I was working from the notion that the classic 'movablecore' 
implementation keeps the ZONE_MOVABLE zone the last zone on System RAM 
so it always spans the last page on the node (i.e. 0x33ffff000). My 
implementation moves the start of ZONE_MOVABLE up to the lowest page of 
any defined DMBs on the node.

I see that memory hotplug does not behave this way, which is probably 
more intuitive (though less consistent with the classic zone layout). I 
could attempt to change this in a v3 if desired.

> 
>>
>> If instead you specified 'movablecore=256M@...0000000,512M' you would
>> get the same ZONE_MOVABLE span, but the ZONE_NORMAL would now span
>> 0x300000000-0x32fffffff.
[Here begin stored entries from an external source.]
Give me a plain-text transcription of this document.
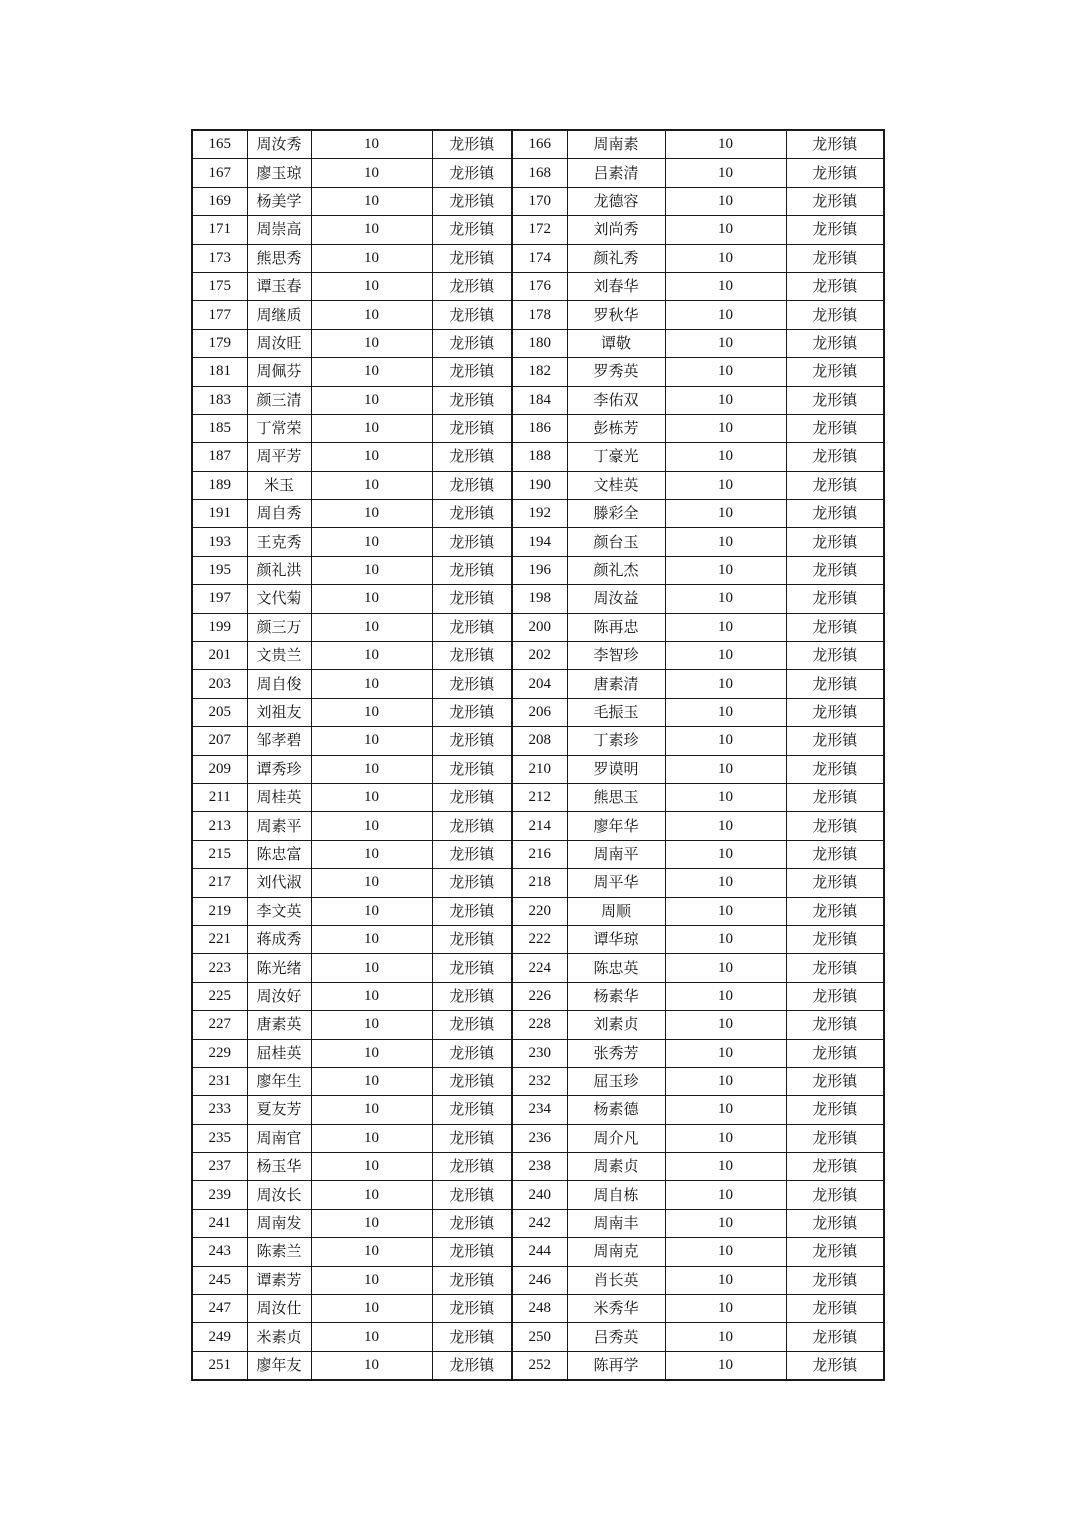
165	周汝秀	10	龙形镇	166	周南素	10	龙形镇
167	廖玉琼	10	龙形镇	168	吕素清	10	龙形镇
169	杨美学	10	龙形镇	170	龙德容	10	龙形镇
171	周崇高	10	龙形镇	172	刘尚秀	10	龙形镇
173	熊思秀	10	龙形镇	174	颜礼秀	10	龙形镇
175	谭玉春	10	龙形镇	176	刘春华	10	龙形镇
177	周继质	10	龙形镇	178	罗秋华	10	龙形镇
179	周汝旺	10	龙形镇	180	谭敬	10	龙形镇
181	周佩芬	10	龙形镇	182	罗秀英	10	龙形镇
183	颜三清	10	龙形镇	184	李佑双	10	龙形镇
185	丁常荣	10	龙形镇	186	彭栋芳	10	龙形镇
187	周平芳	10	龙形镇	188	丁豪光	10	龙形镇
189	米玉	10	龙形镇	190	文桂英	10	龙形镇
191	周自秀	10	龙形镇	192	滕彩全	10	龙形镇
193	王克秀	10	龙形镇	194	颜台玉	10	龙形镇
195	颜礼洪	10	龙形镇	196	颜礼杰	10	龙形镇
197	文代菊	10	龙形镇	198	周汝益	10	龙形镇
199	颜三万	10	龙形镇	200	陈再忠	10	龙形镇
201	文贵兰	10	龙形镇	202	李智珍	10	龙形镇
203	周自俊	10	龙形镇	204	唐素清	10	龙形镇
205	刘祖友	10	龙形镇	206	毛振玉	10	龙形镇
207	邹孝碧	10	龙形镇	208	丁素珍	10	龙形镇
209	谭秀珍	10	龙形镇	210	罗谟明	10	龙形镇
211	周桂英	10	龙形镇	212	熊思玉	10	龙形镇
213	周素平	10	龙形镇	214	廖年华	10	龙形镇
215	陈忠富	10	龙形镇	216	周南平	10	龙形镇
217	刘代淑	10	龙形镇	218	周平华	10	龙形镇
219	李文英	10	龙形镇	220	周顺	10	龙形镇
221	蒋成秀	10	龙形镇	222	谭华琼	10	龙形镇
223	陈光绪	10	龙形镇	224	陈忠英	10	龙形镇
225	周汝好	10	龙形镇	226	杨素华	10	龙形镇
227	唐素英	10	龙形镇	228	刘素贞	10	龙形镇
229	屈桂英	10	龙形镇	230	张秀芳	10	龙形镇
231	廖年生	10	龙形镇	232	屈玉珍	10	龙形镇
233	夏友芳	10	龙形镇	234	杨素德	10	龙形镇
235	周南官	10	龙形镇	236	周介凡	10	龙形镇
237	杨玉华	10	龙形镇	238	周素贞	10	龙形镇
239	周汝长	10	龙形镇	240	周自栋	10	龙形镇
241	周南发	10	龙形镇	242	周南丰	10	龙形镇
243	陈素兰	10	龙形镇	244	周南克	10	龙形镇
245	谭素芳	10	龙形镇	246	肖长英	10	龙形镇
247	周汝仕	10	龙形镇	248	米秀华	10	龙形镇
249	米素贞	10	龙形镇	250	吕秀英	10	龙形镇
251	廖年友	10	龙形镇	252	陈再学	10	龙形镇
The requested 512M of movablecore would be
>> divided into a 256MB DMB at 0x70000000 and a 256MB "classic" movable
>> zone start would be displayed in the bootlog as:
>> [    0.000000] Movable zone start for each node
>> [    0.000000]   Node 0: 0x000000330000000
> 
> 
> Okay, so that's the movable zone range excluding DMB.
> 
>>
>> Finally, if you specified the pathological
>> 'movablecore=256M@...0000000,1G@...' you would still have the same
>> ZONE_MOVABLE span, and the ZONE_NORMAL span would go back to
>> 0x300000000-0x33fffffff. However, because the second DMB (1G@12G)
>> completely overlaps the ZONE_NORMAL there would be no pages present in
>> ZONE_NORMAL and /proc/zoneinfo would report ZONE_NORMAL 'spanned
>> 262144', but not where those pages are. This commit adds the 'start_pfn'
>> back to the /proc/zoneinfo for ZONE_NORMAL so the span has context.
> 
> ... but why? If there are no pages present, there is no ZONE_NORMAL we 
> care about. The zone span should be 0. Does this maybe rather indicate 
> that there is a zone span processing issue in your DMB implementation?
My implementation uses the zones created by the classic 'movablecore' 
behavior and relocates the pages within DMBs. In this case the 
ZONE_NORMAL still has a span which gets output but no present pages so 
the output didn't show where the zone was without this patch. This is a 
convenience to avoid adding zone resizing and destruction logic outside 
of memory hotplug support, but I could attempt to add that code in a v3 
if desired.

> 
> Special-casing zones based on DMBs feels wrong. But most probably I am 
> missing something important :)
> 

Thanks for making me aware of your confusion so I can attempt to make it 
clearer.
-Doug